Anton-Wolfgang Graf von Faber-Castell

Graf von Faber-Castell unterzeichnete im März 2000 gemeinsam mit der Gewerkschaft IG Metall eine weltweit gültige „Sozialcharta Faber-Castell“, die in ihrem Umfang zu den ersten international gültigen Vereinbarungen ihrer Art gehört. Die Sozialcharta gilt für die gesamte Unternehmensgruppe und gewährleistet die von der ILO empfohlenen Beschäftigungs- und Arbeitsbedingungen.

 

Die Sozialcharta auf einen Blick:

    •  freiwillige Beschäftigung 
    •  keine Diskriminierung bei der Beschäftigung 
    •  keine Kinderarbeit 
    •  Achtung der Vereinigungsfreiheit & des Rechtes 
       auf Tarifverhandlungen 
    •  angemessene Löhne 
    •  keine überlangen Arbeitszeiten 
    •  Arbeitssicherheit & anständige Arbeitsbedingungen 
    •  Festlegung von Beschäftigungsbedingungen.

Eine unabhängige Kommission (Unternehmensvertreter, internationale Gewerkschaftsvertreter, Betriebsräte) überprüft regelmäßig die Umsetzung der vereinbarten Standards in den Werken vor Ort.
Die Sozialcharta wurde 2008 mit der Internationalen Gewerkschaft BWI um den Aspekt "Einbezug von Lieferanten" erweitert.

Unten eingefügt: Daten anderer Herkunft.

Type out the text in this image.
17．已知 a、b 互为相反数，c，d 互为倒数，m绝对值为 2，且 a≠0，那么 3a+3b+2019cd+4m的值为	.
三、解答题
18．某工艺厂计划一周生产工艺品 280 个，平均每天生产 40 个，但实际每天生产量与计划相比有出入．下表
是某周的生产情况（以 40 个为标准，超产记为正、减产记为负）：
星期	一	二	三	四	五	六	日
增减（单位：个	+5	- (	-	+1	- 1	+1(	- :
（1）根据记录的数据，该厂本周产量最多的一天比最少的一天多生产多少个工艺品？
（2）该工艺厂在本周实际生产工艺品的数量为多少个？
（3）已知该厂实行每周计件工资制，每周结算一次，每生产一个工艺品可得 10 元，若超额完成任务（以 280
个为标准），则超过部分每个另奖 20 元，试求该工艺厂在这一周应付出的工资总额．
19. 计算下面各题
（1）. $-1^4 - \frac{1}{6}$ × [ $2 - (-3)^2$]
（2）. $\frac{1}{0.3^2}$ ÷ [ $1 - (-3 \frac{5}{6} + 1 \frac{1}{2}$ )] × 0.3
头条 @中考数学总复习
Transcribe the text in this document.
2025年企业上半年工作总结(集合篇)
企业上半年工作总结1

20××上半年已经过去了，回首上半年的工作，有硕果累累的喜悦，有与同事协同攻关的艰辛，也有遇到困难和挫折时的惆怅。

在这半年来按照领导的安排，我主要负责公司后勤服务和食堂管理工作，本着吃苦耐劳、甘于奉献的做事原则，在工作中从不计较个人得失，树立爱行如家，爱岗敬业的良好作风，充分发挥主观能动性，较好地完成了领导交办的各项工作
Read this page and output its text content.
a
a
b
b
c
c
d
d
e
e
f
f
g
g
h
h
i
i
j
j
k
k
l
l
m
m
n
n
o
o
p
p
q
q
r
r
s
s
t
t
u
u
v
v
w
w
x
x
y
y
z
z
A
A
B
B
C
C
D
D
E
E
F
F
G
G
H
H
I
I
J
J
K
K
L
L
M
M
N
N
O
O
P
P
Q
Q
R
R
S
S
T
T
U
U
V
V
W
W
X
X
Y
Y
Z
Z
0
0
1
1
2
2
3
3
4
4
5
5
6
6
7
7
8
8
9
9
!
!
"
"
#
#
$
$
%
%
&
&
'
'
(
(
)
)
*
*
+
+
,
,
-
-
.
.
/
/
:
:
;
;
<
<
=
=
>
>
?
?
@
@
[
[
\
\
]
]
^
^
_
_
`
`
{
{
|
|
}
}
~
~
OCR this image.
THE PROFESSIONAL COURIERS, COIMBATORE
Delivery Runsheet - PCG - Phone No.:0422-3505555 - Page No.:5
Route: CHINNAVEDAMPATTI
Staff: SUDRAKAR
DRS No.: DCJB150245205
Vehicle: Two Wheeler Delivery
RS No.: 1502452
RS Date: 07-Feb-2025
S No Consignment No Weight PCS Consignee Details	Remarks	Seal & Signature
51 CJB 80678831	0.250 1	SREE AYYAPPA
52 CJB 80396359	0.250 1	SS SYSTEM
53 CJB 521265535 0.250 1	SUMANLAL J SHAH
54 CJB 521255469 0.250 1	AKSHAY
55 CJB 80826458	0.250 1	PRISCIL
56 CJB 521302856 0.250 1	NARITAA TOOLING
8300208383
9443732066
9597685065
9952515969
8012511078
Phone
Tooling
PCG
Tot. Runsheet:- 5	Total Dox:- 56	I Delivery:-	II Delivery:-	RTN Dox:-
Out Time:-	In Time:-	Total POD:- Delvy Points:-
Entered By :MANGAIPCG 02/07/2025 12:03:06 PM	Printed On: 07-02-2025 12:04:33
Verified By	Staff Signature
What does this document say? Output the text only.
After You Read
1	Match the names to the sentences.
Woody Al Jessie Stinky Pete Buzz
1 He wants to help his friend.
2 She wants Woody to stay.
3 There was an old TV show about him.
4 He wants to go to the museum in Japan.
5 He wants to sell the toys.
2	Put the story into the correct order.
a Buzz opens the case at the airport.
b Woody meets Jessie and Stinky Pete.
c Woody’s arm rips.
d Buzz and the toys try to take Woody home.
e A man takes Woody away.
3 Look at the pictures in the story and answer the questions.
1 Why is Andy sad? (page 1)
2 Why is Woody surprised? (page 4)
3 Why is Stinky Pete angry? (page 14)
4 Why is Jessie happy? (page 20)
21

Auch die Ausweitung der Sozial Charta geschieht in enger Zusammenarbeit mit der IG Metall. Das Unternehmen beabsichtigt, in Zukunft nur noch mit solchen Zulieferern zusammenzuarbeiten, die die Bedingungen der Faber-Castell Sozialcharta akzeptieren und selbst durchsetzen.